0

I am trying to decode a Base64 encoded byte string to a valid HTTP URL. I have tried appending necessary padding (=). But it still does not seem to work.

I have tried the following code.

import base64
encoded = b"aHR0cHM6Ly9mb3Jtcy5nbGUvWU5ZXQ0d2NRWHVLNnNwdjU="
decoded = base64.b64decode(encoded)
print(decoded)

The string encoded has a missing character as a part of noise. Is there a way to detect that missing character and then perform the decode operation?

Saimon
  • 407
  • 2
  • 11

2 Answers2

2

So, you have this aHR0cHM6Ly9mb3Jtcy5nbGUvWU5ZXQ0d2NRWHVLNnNwdjU= base64 encoding of an URL with exactly one character missing.

For the missing character, you've 64 choices: abcdefghijklmnopqrstuvwxyzABCDEFGHIJKLMNOPQRSTUVWXYZ0123456789+/ (for base64) and 48 possible positions to put the missing character in -a-H-R-0-c-H-M-6-L-y-9-m-b-3-J-t-c-y-5-n-b-G-U-v-W-U-5-Z-X-Q-0-d-2-N-R-W-H-V-L-N-n-N-w-d-j-U-=- (- indicates the possible positions)

So, you've 64 * 48 = 3072 possible encoded strings. Either you can try to generate them by your hand or write some code to do the same.

Once you generate them, you can decode the string to get the URL using some built-in libraries & check whether this URL is valid or not.

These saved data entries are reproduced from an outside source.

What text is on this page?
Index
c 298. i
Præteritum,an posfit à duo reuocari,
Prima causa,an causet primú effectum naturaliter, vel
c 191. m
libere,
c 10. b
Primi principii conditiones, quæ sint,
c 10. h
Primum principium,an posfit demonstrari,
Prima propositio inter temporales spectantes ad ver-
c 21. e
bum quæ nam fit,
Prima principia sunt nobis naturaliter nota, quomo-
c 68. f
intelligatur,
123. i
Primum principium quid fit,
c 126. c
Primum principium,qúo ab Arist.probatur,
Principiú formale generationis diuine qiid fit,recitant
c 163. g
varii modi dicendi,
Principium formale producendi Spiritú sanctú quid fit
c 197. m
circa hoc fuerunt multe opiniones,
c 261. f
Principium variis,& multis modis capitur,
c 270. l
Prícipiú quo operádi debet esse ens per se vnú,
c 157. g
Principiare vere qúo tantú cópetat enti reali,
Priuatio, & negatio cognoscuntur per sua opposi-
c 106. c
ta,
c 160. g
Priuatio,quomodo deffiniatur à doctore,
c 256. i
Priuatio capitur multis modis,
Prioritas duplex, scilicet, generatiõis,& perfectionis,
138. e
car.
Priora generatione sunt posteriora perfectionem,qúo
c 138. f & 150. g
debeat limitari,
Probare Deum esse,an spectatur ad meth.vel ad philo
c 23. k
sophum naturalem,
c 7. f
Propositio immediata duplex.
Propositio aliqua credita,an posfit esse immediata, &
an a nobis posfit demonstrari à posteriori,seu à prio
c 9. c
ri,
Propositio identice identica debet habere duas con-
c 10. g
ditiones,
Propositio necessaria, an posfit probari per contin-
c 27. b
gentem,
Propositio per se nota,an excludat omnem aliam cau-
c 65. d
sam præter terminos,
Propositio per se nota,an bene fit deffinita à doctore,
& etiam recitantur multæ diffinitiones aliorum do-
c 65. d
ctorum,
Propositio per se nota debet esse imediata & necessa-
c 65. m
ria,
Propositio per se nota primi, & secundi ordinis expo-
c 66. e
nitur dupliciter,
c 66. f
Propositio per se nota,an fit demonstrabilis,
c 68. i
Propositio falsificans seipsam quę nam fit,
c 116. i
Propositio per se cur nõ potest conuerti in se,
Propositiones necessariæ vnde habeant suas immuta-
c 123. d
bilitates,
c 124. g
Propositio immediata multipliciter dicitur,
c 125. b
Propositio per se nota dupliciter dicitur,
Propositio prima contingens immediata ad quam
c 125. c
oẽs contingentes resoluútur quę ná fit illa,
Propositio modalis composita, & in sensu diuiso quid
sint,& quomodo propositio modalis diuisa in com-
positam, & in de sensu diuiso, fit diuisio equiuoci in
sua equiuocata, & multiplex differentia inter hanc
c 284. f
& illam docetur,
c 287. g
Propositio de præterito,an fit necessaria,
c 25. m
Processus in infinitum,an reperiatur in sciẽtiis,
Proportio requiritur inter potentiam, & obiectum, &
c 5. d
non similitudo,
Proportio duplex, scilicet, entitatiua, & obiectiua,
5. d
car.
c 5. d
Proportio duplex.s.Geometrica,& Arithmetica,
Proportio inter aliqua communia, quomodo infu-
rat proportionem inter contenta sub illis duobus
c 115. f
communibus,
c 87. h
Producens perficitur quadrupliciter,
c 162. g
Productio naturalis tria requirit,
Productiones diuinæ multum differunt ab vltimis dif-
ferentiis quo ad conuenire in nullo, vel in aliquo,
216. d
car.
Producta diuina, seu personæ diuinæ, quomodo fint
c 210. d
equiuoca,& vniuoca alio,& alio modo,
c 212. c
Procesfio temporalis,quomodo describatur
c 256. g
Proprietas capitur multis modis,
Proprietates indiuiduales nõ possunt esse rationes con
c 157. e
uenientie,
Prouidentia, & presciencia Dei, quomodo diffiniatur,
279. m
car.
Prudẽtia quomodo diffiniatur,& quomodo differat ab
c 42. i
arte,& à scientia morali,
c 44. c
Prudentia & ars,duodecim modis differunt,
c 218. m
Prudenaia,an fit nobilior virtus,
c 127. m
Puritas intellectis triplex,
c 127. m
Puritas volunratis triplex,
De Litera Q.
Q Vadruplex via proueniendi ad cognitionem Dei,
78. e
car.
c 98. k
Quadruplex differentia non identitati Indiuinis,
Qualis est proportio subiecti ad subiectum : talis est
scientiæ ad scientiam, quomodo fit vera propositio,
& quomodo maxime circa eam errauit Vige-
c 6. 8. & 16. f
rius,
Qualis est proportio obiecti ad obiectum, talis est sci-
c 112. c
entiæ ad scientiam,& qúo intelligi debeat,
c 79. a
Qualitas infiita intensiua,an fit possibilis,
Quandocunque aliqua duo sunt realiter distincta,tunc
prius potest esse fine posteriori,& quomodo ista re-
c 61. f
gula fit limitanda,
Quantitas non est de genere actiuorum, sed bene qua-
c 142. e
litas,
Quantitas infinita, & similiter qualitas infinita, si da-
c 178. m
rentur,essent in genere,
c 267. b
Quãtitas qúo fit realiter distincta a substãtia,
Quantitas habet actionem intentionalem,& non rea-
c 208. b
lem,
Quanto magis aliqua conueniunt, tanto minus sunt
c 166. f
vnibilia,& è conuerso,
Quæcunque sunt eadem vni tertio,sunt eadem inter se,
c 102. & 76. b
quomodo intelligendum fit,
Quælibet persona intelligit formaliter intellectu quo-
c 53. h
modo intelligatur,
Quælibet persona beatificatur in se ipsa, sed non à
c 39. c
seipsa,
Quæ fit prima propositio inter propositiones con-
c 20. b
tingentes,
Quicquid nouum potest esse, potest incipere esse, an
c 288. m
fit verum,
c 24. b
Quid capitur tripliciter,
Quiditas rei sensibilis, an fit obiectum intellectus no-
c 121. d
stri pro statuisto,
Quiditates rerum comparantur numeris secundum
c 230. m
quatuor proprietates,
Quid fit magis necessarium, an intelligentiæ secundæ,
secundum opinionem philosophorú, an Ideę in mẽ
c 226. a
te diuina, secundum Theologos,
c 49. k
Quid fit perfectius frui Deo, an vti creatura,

If you also need to know whether this URL exists or not, you can make an HTTP request to the URL & check the response StatusCode.

Code:

package main

import (
    "encoding/base64"
    "fmt"
    "net/http"
)

func main() {
    encodedURL := "aHR0cHM6Ly9mb3Jtcy5nbGUvWU5ZXQ0d2NRWHVLNnNwdjU="
    options := "abcdefghijklmnopqrstuvwxyzABCDEFGHIJKLMNOPQRSTUVWXYZ0123456789+/"

    length := len(encodedURL)

    for i := 0; i <= length; i++ {
        for idx := 0; idx < 64; idx++ {
            tempEncoded := encodedURL[:i] + options[idx:idx+1] + encodedURL[i:]
            decodedURL, _ := base64.URLEncoding.DecodeString(tempEncoded)

            resp, err := http.Get(string(decodedURL))
            if err == nil && resp.StatusCode == http.StatusOK {
                fmt.Println("this URL is valid & exists: ", string(decodedURL))
            }
        }
    }
}
0

when the length of the unencoded input is not a multiple of three, the encoded output must have padding added so that its length is a multiple of four.

len(encoded) is 47, it should be 48, So append another =

encoded = b"aHR0cHM6Ly9mb3Jtcy5nbGUvWU5ZXQ0d2NRWHVLNnNwdjU=="
print(decoded)
b'https://forms.gle/YNY]\r\x1d\xd8\xd4V\x1dR\xcd\x9c\xdc\x1d\x8d'
Sam Daniel
  • 1,800
  • 12
  • 22